Nous sommes confrontés au cycle des surhommes, une dimension parallèle où un petit groupe d'élus ne marche pas en avance sur les autres, mais semble plutôt habiter un plan physique deux ou trois niveaux au-dessus du peloton des mortels.

Comme je l'ai dit, nous l'avons vu sur le chemin de Vila-seca, un jour qui serpentait à travers le magnifique Priorat et qui a fini par sauver des fantômes d'un passé pas si lointain.

CCMM ValenceCCMM Valence

Dorian Godon a pris les devants, confirmant que cette édition sourit aux cyclistes rapides et moustachus, mais la véritable substance de l'étape était concoctée dans cette course qui nous a rappelé, presque inévitablement, cet après-midi sterrato du Tour de France 2024.

A cette occasion, Jonas Vingegaard a pris le volant de Remco Evenepoel et Tadej Pogacar, mais avec une attitude passive, refusant de participer aux relais, une image qui a généré des rivières d'encre sur la tactique et le conservatisme.

Cette fois, l’histoire a eu un écho similaire mais uniquement auprès des Danois et des Belges.

Evenepoel a décidé que l'appartement était son Tourmalet particulier.

Dans une ligne droite interminable, le Belge a percé le groupe comme s'il escaladait un mur, avec un rythme que seul Vingegaard a su amortir.

Le Danois a réduit la distance, a saisi le volant et de là, ils se sont projetés ensemble vers le ciel, ou du moins vers cette frontière où le cyclisme cesse d'être un sport d'équipe et devient un duel de pure force.

L’exposition était d’une telle envergure qu’elle révélait le fossé abyssal qui sépare les étoiles du firmament des gens grégaires et luxueux.

Cependant, le drame traque toujours Remco.

Sa chute à moins d'un kilomètre de la ligne d'arrivée a laissé un goût doux-amer et un nuage de doutes.

Les images de l'hélicoptère ne permettent pas de décrypter clairement ce qui s'est exactement passé à ce moment fatidique, et Vingegaard lui-même semblait incapable d'expliquer la manœuvre dans la chaleur.

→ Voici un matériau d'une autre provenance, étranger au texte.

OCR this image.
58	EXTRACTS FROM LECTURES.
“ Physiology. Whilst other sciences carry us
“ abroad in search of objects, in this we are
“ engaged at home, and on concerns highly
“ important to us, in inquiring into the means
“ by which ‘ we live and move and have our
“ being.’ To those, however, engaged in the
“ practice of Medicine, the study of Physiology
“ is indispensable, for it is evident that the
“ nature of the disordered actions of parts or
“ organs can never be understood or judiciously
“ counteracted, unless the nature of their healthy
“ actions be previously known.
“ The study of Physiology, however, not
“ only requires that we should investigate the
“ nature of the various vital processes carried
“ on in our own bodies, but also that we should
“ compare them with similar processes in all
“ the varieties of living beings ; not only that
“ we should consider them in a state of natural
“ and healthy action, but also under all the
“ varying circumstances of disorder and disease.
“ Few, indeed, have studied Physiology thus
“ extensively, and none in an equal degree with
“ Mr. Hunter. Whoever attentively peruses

Il faudra attendre les déclarations officielles ou la version belge pour comprendre s'il s'agissait d'une erreur de ligne, d'un problème mécanique ou simplement de la fatalité qui suit ceux qui courent toujours au bord de l'impossible.

C'est le paradoxe de cette époque : la toute-puissance physique cohabite avec la fragilité la plus absolue dans le dernier souffle de la scène.